De fait dans un contexte de chômage de masse l'augmentation de la masse monétaire n'est absolument pas un problème bien au contraire. Mais cela suppose que l'économie forme un circuit assez fermé et que vous produisiez ce que vous consommez. L'état pouvait donc payer des services même plus cher tant que cela restait dans le circuit économique national. L'argent revenait mécaniquement par l’impôt et l’augmentation du PIB produit par le multiplicateur keynésien . C'est ce système qui a produit la croissance après guerre en France et en occident. Bien sûr si vous augmentez la masse monétaire de façon excessive par rapport à la masse salariale et aux besoins, vous pouvez produire aussi une inflation excessive. Mais bien équilibré, ce système fonctionne et fonctionne encore très bien aujourd'hui. La Russie qui a une économie qui a été fermée de l'extérieur connaît maintenant une dynamique économique très forte grâce à ce mécanisme. Les dépenses militaires nourrissant la croissance économique nationale. Le protectionnisme a obligé les entreprises à faire des gains de productivité aussi à cause du manque de main-d’œuvre. L'économie monétaire de production de type keynésienne fonctionne toujours très bien contraire au système libéral.

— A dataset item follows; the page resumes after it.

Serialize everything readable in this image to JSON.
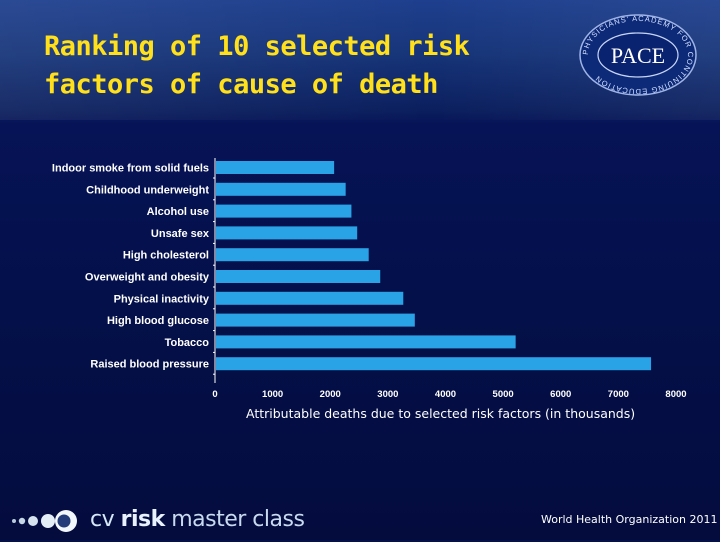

Mais depuis les années 70, l'idéologie néolibérale a pris le dessus et nous avons cassé ce lien faisant de l'état un acteur économique comme un autre qui doit équilibrer ses comptes même si le pays s'effondre. L'impuissance publique actuelle est en grande partie le fruit pourri de cette idéologie de petit comptable. Une idéologie que les USA ne pratiquent pas d'ailleurs ce qui explique que ce pays globalement sort des crises beaucoup plus rapidement que l'UE et la zone euro. On voit même l'état chercher même pour les commandes publiques les acteurs les moins chers possibles, souvent étrangers, comme s'il était un consommateur lambda cherchant le prix le plus bas au supermarché du coin. Oubliant que moins l'argent circule dans le pays, plus le pays va mal, et plus les rentrées fiscales sont faibles. Cette logique de petits comptables que Keynes critiquait déjà pendant l'entre-deux-guerres est en grande partie responsable de notre impuissance. Que ce soit en matière de sécurité ou d'éducation. Or vous n'entendrez jamais Gabriel Attal ou nos énarques souligner cette question cruciale faisant semblant de résoudre les problèmes par la parole puisque les actes sont impossibles dans le petit monde étriqué du néolibéralisme. Mais ce n'est pas si grave pour eux, puisque les couches aisées peuvent échapper à ces problèmes grâce à leur argent, enfin pour l'instant.